“It’s probably something we couldn’t have done a couple of years ago. The reason is we needed a very strong communication system to get this to work,” McGee says. “One of the issues Salt Lake City has is because where they sit in the basin, even today they don’t have excellent cell coverage and as a result real time is a problem. For us, we have excellent cell coverage so all transactions will be real time, so someone can walk into a 7/11 and decides to walk out with a gift card they purchased there, they’ll be able to immediately use that to pay for transit.”
With the changes to fare collection, McGee says it’s expected toimprove the impression people have of the transit system. Right now people meet gatekeepers at stations who are behind bulletproof glass and can’t easily communicate with the public, but with the new system, those gatekeeper roles will be changed as zone offices will be set up to monitor stations via video and provide customer support by phone.
McGee says 10 percent of SEPTA customers currently pay cash, but that number is expected to drop to five percent after the implementation of the new open fare payment system. The system will also offer a farecard to riders who don’t possess a contactless credit card or phone, which will act like a regular debit card, but no fees will be assessed if it’s only used for transit.
However, about 30 percent of the population is unbanked, so McGee says they have to go to checkcashers where they pay extraordinary fees and the use of the SEPTA card for general purpose use will provide a better option.
“When shopping, we’ll be offering them an alternative debit card that’s probably the lowest cost around and that’s an advantage for everyone,” he says.

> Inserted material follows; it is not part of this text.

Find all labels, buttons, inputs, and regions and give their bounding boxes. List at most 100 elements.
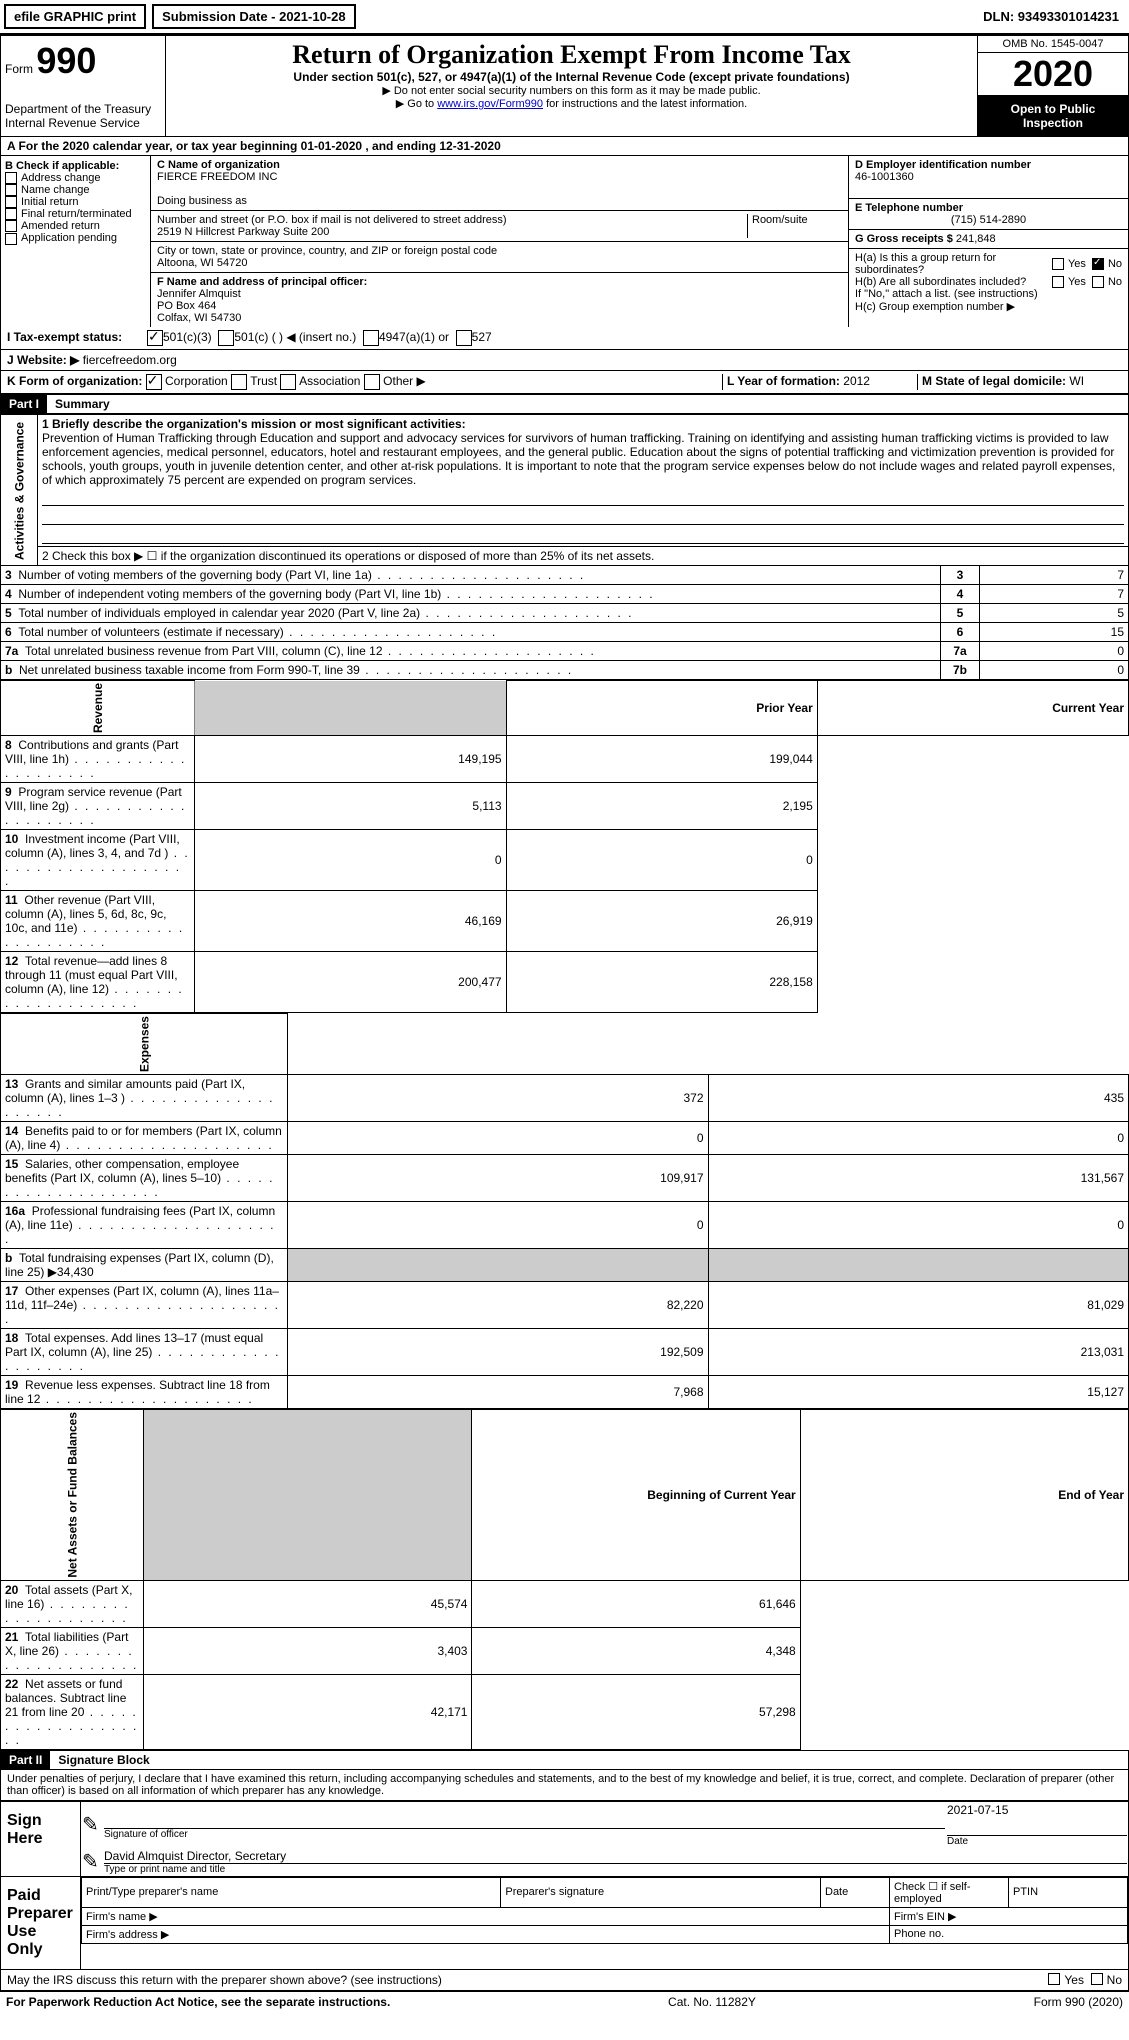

While other agencies are in the process of implementing open payment systems, SEPTA didn’t have the funds to do it themselves, so Casey says it’s being paid for with a low-interest loan, which will have to be repaid within five years. Casey says it’s expected to produce economies, such as the elimination of paper transfers, less staffing needs and third-party administration of the system, to help pay for itself.
The system will also have riders tap out, allowing the agency to set up zone fares and charge more for longer trips.
“Will we turn 100 percent in five years? I don’t think so, but we’ll have a major portion of it through those economies,” he says.
Philadelphia Mayor Michael Nutter has made a commitment tosustainability because he wants the region to be the cleanest and greenest in North America. Transit inherently has a positive environmental impact, so Casey says the call for sustainability was a natural fit so it was elevated in SEPTA’s business plan.
“Sustainability for SEPTA is really about business sense,” says Erik Johanson, strategy and sustainability planner for SEPTA. It’s about making our business more sustainable by improving our operating performance and it also improves our environmental sustainability.”
Part of the sustainability commitment was the purchase of 500 hybrid buses, replacing one-third of SEPTA’s bus fleet. Johanson says the buses were purchased with the environment in mind, but they also save 40 percent in fuel costs compared to diesel buses, which saves the agency tens of thousands of dollars each year. The buses will pay back within eight to 10 years, reduce maintenance costs and they were purchased with a federal grant so no additional SEPTA investment was required.
SEPTA’s Fox Chase rail station was the first in the country to become a LEED silver certified station. And in 2012, the agency became the first on the east coast to be given a gold recognition for sustainability by the American Public Transportation Association (APTA).
The agency’s headquarters has even earned an Energy Star because it harvests all storm water and energy despite running on a shoestring budget because simple changes like moving the cleaning crews to the daytime shift reduced energy consumption.
The agency is also partnering with a free library to offer digital libraries at train stations where riders can scan books and podcasts into their phones. And to combat the food desert issue, Casey says SEPTA has partnered with a local food trust to allow them to reach out to riders at stations.